WITH the recent oil price shock, where we saw the price of oil going up to around $140 a barrel, the question is whether that is enough political impetus for us to go into renewable energy in a big way.
By a big way, we mean that we make the investments now in “renewables.” The problem is that renewable energy, technology-wise, is still being perfected, so that means it is not yet cheap. But if nobody invests, it will never become cheap because industry holds back on R&D, because there is no demand. So it becomes a chicken and egg situation. Given that the so-called carbon credits from developed countries can pay for up to 10 percent of the cost of the project upfront, it is still not attractive for some.
Enter the Philippine Renewable Energy bill.
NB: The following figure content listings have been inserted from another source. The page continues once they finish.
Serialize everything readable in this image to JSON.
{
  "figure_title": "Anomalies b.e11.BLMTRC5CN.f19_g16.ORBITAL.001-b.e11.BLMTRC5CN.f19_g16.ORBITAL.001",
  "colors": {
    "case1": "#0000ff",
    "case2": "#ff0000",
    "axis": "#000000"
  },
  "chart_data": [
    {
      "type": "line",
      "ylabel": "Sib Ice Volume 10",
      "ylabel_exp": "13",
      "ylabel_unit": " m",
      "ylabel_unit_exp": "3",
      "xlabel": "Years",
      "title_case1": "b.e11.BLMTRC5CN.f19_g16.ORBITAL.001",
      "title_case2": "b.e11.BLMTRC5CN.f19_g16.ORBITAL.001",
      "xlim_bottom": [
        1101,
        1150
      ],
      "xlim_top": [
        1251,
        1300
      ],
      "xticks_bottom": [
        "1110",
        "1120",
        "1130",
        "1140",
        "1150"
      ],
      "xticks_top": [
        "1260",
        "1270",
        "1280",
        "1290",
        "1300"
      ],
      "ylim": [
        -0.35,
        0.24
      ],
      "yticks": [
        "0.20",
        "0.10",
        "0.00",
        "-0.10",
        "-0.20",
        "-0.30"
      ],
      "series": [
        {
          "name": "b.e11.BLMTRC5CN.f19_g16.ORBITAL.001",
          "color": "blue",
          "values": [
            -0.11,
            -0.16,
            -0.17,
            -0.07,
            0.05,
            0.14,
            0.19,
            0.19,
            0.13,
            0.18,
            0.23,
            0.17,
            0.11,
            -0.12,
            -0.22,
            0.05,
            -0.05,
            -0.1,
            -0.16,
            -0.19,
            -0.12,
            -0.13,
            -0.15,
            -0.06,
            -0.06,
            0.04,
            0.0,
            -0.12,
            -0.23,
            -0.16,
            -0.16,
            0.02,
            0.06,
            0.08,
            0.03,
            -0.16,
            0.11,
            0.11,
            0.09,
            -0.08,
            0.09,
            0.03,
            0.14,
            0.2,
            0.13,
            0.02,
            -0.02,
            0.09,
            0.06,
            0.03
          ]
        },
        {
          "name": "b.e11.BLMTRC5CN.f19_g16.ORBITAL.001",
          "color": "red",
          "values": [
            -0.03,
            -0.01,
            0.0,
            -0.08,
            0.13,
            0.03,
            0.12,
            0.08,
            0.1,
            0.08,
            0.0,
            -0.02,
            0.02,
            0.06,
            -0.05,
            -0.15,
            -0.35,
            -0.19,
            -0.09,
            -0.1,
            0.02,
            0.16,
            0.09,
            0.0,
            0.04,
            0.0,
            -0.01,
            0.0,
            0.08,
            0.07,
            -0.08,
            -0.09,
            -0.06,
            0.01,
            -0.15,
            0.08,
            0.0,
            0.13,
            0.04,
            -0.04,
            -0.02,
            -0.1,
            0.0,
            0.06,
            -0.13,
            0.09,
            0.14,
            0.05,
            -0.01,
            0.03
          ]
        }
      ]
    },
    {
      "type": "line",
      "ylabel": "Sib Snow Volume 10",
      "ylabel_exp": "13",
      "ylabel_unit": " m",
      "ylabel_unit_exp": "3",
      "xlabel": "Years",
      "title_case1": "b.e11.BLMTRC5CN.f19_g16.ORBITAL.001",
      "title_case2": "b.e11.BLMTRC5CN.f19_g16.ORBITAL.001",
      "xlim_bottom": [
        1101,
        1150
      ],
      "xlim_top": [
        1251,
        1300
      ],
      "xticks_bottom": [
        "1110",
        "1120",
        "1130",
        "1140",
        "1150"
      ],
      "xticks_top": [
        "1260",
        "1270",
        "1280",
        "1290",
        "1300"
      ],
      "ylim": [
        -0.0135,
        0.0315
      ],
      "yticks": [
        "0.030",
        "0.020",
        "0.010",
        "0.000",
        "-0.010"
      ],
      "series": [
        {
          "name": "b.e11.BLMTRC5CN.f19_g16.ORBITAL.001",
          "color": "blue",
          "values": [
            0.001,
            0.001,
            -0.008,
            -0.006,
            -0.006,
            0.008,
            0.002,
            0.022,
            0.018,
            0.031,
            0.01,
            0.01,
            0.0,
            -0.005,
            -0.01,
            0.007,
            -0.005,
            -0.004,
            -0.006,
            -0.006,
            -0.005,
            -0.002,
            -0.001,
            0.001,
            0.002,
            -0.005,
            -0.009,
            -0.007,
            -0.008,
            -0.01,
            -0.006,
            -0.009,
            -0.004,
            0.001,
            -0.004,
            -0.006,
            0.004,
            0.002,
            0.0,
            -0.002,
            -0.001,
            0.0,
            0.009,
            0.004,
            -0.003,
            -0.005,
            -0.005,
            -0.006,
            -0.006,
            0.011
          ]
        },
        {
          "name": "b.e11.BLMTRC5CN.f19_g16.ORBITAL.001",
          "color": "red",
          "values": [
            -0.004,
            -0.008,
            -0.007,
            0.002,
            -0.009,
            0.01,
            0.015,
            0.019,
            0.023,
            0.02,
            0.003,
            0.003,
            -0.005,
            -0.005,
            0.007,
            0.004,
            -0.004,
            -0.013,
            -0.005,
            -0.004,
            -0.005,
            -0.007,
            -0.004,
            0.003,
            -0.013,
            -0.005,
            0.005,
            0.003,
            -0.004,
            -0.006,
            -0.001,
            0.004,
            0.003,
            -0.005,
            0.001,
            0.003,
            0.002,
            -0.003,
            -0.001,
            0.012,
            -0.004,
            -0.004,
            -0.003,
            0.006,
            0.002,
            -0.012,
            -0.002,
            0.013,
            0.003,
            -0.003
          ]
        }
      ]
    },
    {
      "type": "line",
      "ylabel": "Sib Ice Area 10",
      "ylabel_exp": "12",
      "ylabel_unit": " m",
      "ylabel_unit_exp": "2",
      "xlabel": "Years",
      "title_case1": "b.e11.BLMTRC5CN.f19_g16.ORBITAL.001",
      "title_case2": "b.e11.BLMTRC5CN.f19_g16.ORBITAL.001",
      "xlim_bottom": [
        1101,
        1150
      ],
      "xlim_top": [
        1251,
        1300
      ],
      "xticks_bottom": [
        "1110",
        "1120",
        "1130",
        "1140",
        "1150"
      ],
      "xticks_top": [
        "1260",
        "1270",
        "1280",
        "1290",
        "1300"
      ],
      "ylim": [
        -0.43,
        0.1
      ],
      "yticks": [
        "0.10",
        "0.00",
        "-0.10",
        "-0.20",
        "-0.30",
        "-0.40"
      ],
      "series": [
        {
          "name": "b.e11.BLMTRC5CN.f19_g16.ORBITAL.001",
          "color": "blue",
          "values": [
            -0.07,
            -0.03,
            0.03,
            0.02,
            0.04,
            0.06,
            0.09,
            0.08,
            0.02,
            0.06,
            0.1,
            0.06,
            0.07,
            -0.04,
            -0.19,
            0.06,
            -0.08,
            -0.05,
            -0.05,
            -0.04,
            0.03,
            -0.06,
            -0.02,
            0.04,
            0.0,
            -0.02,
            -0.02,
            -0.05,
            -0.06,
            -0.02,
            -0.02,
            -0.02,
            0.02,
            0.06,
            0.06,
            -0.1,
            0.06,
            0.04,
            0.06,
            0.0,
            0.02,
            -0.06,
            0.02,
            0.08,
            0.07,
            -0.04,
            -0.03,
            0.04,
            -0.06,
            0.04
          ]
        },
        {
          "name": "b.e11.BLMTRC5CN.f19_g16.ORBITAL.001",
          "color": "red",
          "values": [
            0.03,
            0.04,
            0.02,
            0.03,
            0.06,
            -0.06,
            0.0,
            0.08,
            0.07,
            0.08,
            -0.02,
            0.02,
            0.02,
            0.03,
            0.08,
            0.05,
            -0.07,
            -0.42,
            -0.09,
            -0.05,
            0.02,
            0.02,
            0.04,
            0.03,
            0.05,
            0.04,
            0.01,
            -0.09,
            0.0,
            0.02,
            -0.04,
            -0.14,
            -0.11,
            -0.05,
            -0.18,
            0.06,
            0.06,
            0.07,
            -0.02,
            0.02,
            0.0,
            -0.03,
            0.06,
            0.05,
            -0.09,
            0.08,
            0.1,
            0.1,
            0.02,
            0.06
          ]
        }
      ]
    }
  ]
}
When passed, it will actually give a lot of incentives to investors to go into renewable energy (RE). Aside from the fact that RE is a good way to contribute to the climate change effort, if the RE bill is passed, it may actually make good financial sense to go into RE. Because right now, the climate change advocates root for the use of renewables but when you talk to the financial folks, they’ll tell you now is not yet the time.
But what is the right time? After the oil crunch of the 70s, we should have gone big time with renewables. But naysayers said at that time, “Now is not the time.” So now the world is slowly realizing that, now is the time. Because if not now, when? When the oil runs out? That will be too late.